Regarding the parturient's nutrition, the present study showed that only 110 (28.9%) women received some sort of food during labor, unlike what is recommended by the World Health Organization, which states that feeding the low risk parturient is a care practice that must be recommended(15).
At the delivery room, the prevalence for the breastfeeding practice found in this study was 74.3%. The institution, study field, is certified as a Baby-Friendly Hospital, and the breastfeeding at the first thirty minutes of life constitutes the step 4 of this program, even though this practice does not have the explicit objective of reducing the prevalence of hypoglycemia; however, it is possible to infer that newborns who are given to feed from them mothers receive the maternal colostrum that contributes to increase their glycemic levels(16).

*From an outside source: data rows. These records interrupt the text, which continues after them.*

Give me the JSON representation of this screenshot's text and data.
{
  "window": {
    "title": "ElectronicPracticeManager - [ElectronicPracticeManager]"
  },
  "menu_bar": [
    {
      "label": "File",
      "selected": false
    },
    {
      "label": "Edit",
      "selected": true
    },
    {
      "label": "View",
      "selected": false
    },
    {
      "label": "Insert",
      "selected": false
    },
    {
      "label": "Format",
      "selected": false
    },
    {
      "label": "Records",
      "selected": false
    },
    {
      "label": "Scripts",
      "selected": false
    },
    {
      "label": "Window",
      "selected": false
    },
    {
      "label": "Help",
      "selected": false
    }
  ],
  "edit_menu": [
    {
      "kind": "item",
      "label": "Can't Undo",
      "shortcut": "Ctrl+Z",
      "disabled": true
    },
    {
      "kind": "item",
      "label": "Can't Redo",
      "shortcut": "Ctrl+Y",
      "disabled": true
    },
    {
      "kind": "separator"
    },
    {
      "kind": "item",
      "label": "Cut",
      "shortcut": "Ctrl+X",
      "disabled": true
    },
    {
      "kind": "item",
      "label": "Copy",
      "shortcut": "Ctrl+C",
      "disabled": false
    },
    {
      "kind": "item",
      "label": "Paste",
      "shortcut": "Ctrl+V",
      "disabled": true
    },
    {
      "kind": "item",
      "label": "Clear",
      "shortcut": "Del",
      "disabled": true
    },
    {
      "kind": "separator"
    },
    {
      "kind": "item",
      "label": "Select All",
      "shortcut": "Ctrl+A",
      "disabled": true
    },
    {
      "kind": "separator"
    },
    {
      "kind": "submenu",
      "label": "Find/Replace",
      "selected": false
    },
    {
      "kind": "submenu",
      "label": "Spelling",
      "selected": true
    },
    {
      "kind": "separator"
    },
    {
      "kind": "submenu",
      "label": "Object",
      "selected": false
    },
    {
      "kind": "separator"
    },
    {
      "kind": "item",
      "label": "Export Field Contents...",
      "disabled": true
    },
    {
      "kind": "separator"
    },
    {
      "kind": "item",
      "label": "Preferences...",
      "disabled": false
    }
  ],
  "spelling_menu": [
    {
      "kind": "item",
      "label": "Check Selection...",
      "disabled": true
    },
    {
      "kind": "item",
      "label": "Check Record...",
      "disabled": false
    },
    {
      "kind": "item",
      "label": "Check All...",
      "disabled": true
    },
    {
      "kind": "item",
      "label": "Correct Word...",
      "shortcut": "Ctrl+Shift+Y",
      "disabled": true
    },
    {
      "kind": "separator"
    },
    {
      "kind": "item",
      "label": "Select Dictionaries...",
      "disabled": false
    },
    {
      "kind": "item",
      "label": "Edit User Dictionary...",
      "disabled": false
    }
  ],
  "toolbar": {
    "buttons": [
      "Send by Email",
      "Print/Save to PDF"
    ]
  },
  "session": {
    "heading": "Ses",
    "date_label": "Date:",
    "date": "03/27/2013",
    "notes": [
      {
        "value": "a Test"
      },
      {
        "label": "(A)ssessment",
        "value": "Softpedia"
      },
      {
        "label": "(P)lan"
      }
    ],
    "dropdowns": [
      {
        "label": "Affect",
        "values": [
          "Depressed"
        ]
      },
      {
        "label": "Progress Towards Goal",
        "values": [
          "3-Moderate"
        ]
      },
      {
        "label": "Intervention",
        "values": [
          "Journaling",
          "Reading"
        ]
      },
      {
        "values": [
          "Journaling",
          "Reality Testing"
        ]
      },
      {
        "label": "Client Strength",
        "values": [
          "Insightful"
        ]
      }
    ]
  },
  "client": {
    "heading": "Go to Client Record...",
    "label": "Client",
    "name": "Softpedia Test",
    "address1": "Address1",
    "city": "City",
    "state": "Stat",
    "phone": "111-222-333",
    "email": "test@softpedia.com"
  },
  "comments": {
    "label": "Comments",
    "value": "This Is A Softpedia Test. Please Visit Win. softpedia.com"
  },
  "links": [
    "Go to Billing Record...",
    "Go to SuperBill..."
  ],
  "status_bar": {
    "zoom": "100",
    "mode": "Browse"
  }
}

Free demand breastfeeding is the best way to prevent asymptomatic hypoglycemia, and the continuous support and assessment in breastfeeding are still the best strategies to avoid the newborns to develop hypoglycemia(17); besides the fact that the nursing professional is responsible for all the alternatives for breastfeeding, since she is the one who shares the maternal experience, being with the woman most of the time, specially in the initial moments of breastfeeding(18).

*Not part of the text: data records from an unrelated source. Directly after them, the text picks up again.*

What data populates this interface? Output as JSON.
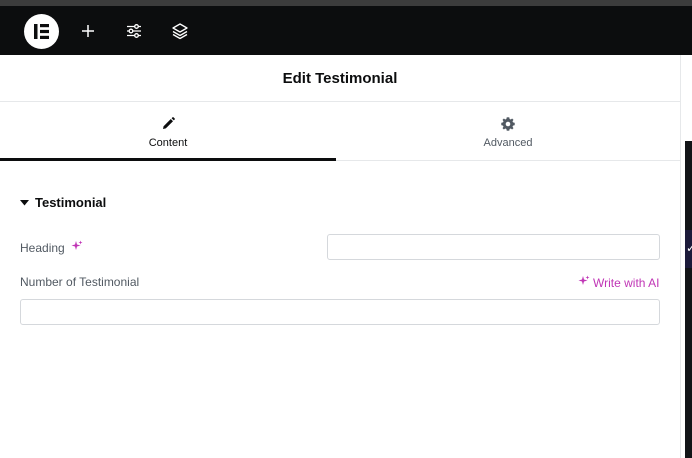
{
  "topbar": {
    "logo_icon": "elementor-logo-icon",
    "buttons": [
      {
        "icon": "plus-icon"
      },
      {
        "icon": "sliders-icon"
      },
      {
        "icon": "layers-icon"
      }
    ]
  },
  "panel": {
    "title": "Edit Testimonial",
    "tabs": [
      {
        "label": "Content",
        "icon": "pencil-icon",
        "active": true
      },
      {
        "label": "Advanced",
        "icon": "gear-icon",
        "active": false
      }
    ],
    "section": {
      "title": "Testimonial",
      "expanded": true
    },
    "controls": {
      "heading": {
        "label": "Heading",
        "value": "",
        "placeholder": ""
      },
      "number": {
        "label": "Number of Testimonial",
        "value": "",
        "placeholder": ""
      },
      "write_ai_label": "Write with AI"
    }
  },
  "colors": {
    "topbar": "#0c0d0e",
    "ai_accent": "#c036b6",
    "text_primary": "#0c0d0e",
    "text_secondary": "#515962",
    "border": "#d5d8dc"
  }
}
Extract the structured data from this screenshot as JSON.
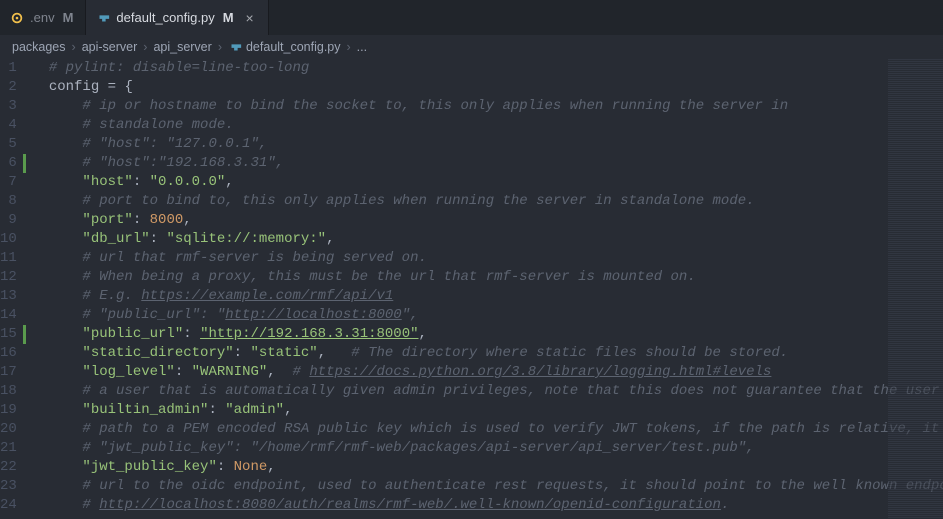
{
  "tabs": [
    {
      "icon": "#f2c04c",
      "iconType": "gear",
      "label": ".env",
      "dirty": "M",
      "active": false
    },
    {
      "icon": "#519aba",
      "iconType": "python",
      "label": "default_config.py",
      "dirty": "M",
      "active": true,
      "close": "×"
    }
  ],
  "breadcrumbs": {
    "parts": [
      "packages",
      "api-server",
      "api_server",
      "default_config.py",
      "..."
    ],
    "sep": "›",
    "fileIcon": "#519aba"
  },
  "gutter": {
    "lines": [
      "1",
      "2",
      "3",
      "4",
      "5",
      "6",
      "7",
      "8",
      "9",
      "10",
      "11",
      "12",
      "13",
      "14",
      "15",
      "16",
      "17",
      "18",
      "19",
      "20",
      "21",
      "22",
      "23",
      "24"
    ],
    "modified": [
      6,
      15
    ]
  },
  "code": {
    "l1": "# pylint: disable=line-too-long",
    "l2a": "config",
    "l2b": " = ",
    "l2c": "{",
    "l3": "# ip or hostname to bind the socket to, this only applies when running the server in",
    "l4": "# standalone mode.",
    "l5": "# \"host\": \"127.0.0.1\",",
    "l6": "# \"host\":\"192.168.3.31\",",
    "l7k": "\"host\"",
    "l7v": "\"0.0.0.0\"",
    "l8": "# port to bind to, this only applies when running the server in standalone mode.",
    "l9k": "\"port\"",
    "l9v": "8000",
    "l10k": "\"db_url\"",
    "l10v": "\"sqlite://:memory:\"",
    "l11": "# url that rmf-server is being served on.",
    "l12": "# When being a proxy, this must be the url that rmf-server is mounted on.",
    "l13a": "# E.g. ",
    "l13b": "https://example.com/rmf/api/v1",
    "l14a": "# \"public_url\": \"",
    "l14b": "http://localhost:8000",
    "l14c": "\",",
    "l15k": "\"public_url\"",
    "l15v": "\"http://192.168.3.31:8000\"",
    "l16k": "\"static_directory\"",
    "l16v": "\"static\"",
    "l16c": "# The directory where static files should be stored.",
    "l17k": "\"log_level\"",
    "l17v": "\"WARNING\"",
    "l17c": "# ",
    "l17u": "https://docs.python.org/3.8/library/logging.html#levels",
    "l18": "# a user that is automatically given admin privileges, note that this does not guarantee that the user exists ",
    "l19k": "\"builtin_admin\"",
    "l19v": "\"admin\"",
    "l20": "# path to a PEM encoded RSA public key which is used to verify JWT tokens, if the path is relative, it is base",
    "l21": "# \"jwt_public_key\": \"/home/rmf/rmf-web/packages/api-server/api_server/test.pub\",",
    "l22k": "\"jwt_public_key\"",
    "l22v": "None",
    "l23": "# url to the oidc endpoint, used to authenticate rest requests, it should point to the well known endpoint, e.",
    "l24a": "# ",
    "l24b": "http://localhost:8080/auth/realms/rmf-web/.well-known/openid-configuration",
    "l24c": "."
  },
  "punct": {
    "colon": ": ",
    "comma": ",",
    "indent1": "    ",
    "indent2": "        ",
    "commaSp": ",   ",
    "commaSp2": ",  "
  }
}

The data in literature indicate that obesity, pre-gestational and gestational diabetes, the use of oral hypoglycemic agents, treatment in pregnancy with insulin, specific hypertensive disease of pregnancy and systemic arterial hypertension, use of antihypertensive drugs, history of previous macrosomic child with hypoglycemia, unexplained death of a child in childhood and intrapartum administration of glucose are factors related to the occurrence of neonatal transitory hypoglycemia. The present study outlined the profile of mothers to healthy term newborns who remained hospitalized in a rooming-in facility, therefore, with low risk to present neonatal morbidities. Nevertheless, 5.6% of the mothers to newborns with capillary blood glucose control in the first 24 hours of life presented gestational diabetes, but none of them had undergone a treatment with hypoglycemic medication and 16.2% had a history of arterial hypertension in pregnancy, 32.1% of them were treated with antihypertensive drugs, 56.6% received continuous intravenous 5% glucose infusion during labor and delivery. The findings of this study point out that more correlational studies, analyzing the maternal variables and the neonatal hypoglycemia, are necessary to validate the maternal risk factors in the population of newborns hospitalized in maternity hospitals that adopt the Baby-Friendly Hospital.